Baştan belirtelim: Okuyacağınız yazının esin kaynağı B. Sadık Albayrak’ın bu portalde 31 Aralık 2016 tarihinde yayınlanan “Diyalogsuzlar” başlıklı yazısıdır.
Albayrak, “Devrimcilerin Olmayan Diyalogu” ara başlığı altında devrimciler arasında diyalog ihtiyacını vurgulamaktadır. Bunun olmayışından yakındıktan sonra yazısını “Yeni yılın hepimiz için karşılıklı, derin, ateşli diyaloglar yılı olması” dileğiyle noktalamaktadır.
Albayrak’ın monologdan yakınıp diyalog aradığı alan, özel bir alandır: Edebiyat.

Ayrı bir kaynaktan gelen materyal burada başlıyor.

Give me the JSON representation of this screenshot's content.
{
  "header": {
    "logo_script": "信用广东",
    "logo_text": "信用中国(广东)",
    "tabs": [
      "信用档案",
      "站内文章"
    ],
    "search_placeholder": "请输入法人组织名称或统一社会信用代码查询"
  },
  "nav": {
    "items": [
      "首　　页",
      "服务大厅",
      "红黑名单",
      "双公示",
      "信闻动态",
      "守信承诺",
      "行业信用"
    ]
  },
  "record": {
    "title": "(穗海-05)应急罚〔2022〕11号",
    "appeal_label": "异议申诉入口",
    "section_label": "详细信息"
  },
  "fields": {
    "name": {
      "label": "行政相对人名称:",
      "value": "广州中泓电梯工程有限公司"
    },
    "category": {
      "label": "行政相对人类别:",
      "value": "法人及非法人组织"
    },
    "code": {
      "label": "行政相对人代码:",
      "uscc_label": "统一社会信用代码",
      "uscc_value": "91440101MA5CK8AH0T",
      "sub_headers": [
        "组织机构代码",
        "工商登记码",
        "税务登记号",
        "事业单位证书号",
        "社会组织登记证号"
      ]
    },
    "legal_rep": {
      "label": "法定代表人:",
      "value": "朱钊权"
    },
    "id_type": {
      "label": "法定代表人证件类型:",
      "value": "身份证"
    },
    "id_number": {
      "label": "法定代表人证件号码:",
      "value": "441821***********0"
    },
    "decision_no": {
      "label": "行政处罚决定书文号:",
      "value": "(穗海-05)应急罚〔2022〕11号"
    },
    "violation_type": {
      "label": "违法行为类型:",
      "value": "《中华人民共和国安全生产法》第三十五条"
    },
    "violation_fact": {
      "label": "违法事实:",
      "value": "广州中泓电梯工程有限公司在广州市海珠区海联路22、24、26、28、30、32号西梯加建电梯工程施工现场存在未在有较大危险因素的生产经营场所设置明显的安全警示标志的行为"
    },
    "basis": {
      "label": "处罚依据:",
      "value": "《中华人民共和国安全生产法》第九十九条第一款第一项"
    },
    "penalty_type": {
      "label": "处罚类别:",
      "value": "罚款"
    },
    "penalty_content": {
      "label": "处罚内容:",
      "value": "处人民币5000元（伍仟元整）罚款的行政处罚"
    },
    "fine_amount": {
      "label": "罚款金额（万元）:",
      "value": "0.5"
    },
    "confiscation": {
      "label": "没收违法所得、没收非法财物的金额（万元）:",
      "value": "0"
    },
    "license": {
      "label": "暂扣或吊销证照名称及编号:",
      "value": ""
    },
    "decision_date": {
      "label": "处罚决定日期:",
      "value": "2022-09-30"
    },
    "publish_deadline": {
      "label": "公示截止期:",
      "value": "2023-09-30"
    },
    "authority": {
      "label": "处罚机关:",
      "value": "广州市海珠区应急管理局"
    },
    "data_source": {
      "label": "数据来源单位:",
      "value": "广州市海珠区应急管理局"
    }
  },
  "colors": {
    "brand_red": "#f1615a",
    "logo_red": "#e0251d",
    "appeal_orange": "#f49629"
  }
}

Bu özel alan tercihi hiç kuşkusuz Albayrak’ın edebiyat dışı alanlar için “diyalog olmasa da olur” düşüncesinde olduğu anlamına gelmez. Önce bunu teslim edelim. Bize gelince: Bu özel alanda diyaloga girmek şöyle dursun monolog tutturacak donanımımız bile olmadığından Albayrak’a verdiği esin için teşekkür ediyor ve konuyu bir başka alana kaydırmak istiyoruz:
Teorik, ideolojik ve siyasal konularda sol içi diyalog…
Olabilir mi olamaz mı?
***
1960’ların başından günümüze uzanan ve artık yarım yüzyılı aşan bir tarihsel dönemde “sol içi diyalogun” üç evreli döngüler sergilediğini söyleyebiliriz.
Birinci evreye yoğun, tarafların birbirlerinin dediklerini anladıkları ve ciddiye aldıkları, kendi açılarından belirli bir derinliğe ulaşmaya çalıştıkları “diyalog”, daha doğrusu tartışma ortamları damga vurur. Bu ortamlarda taraflar birbirlerini “belirli görüşleri” nedeniyle eleştirirler. Siyasal bağlanma, örgütsel angajmana baskındır.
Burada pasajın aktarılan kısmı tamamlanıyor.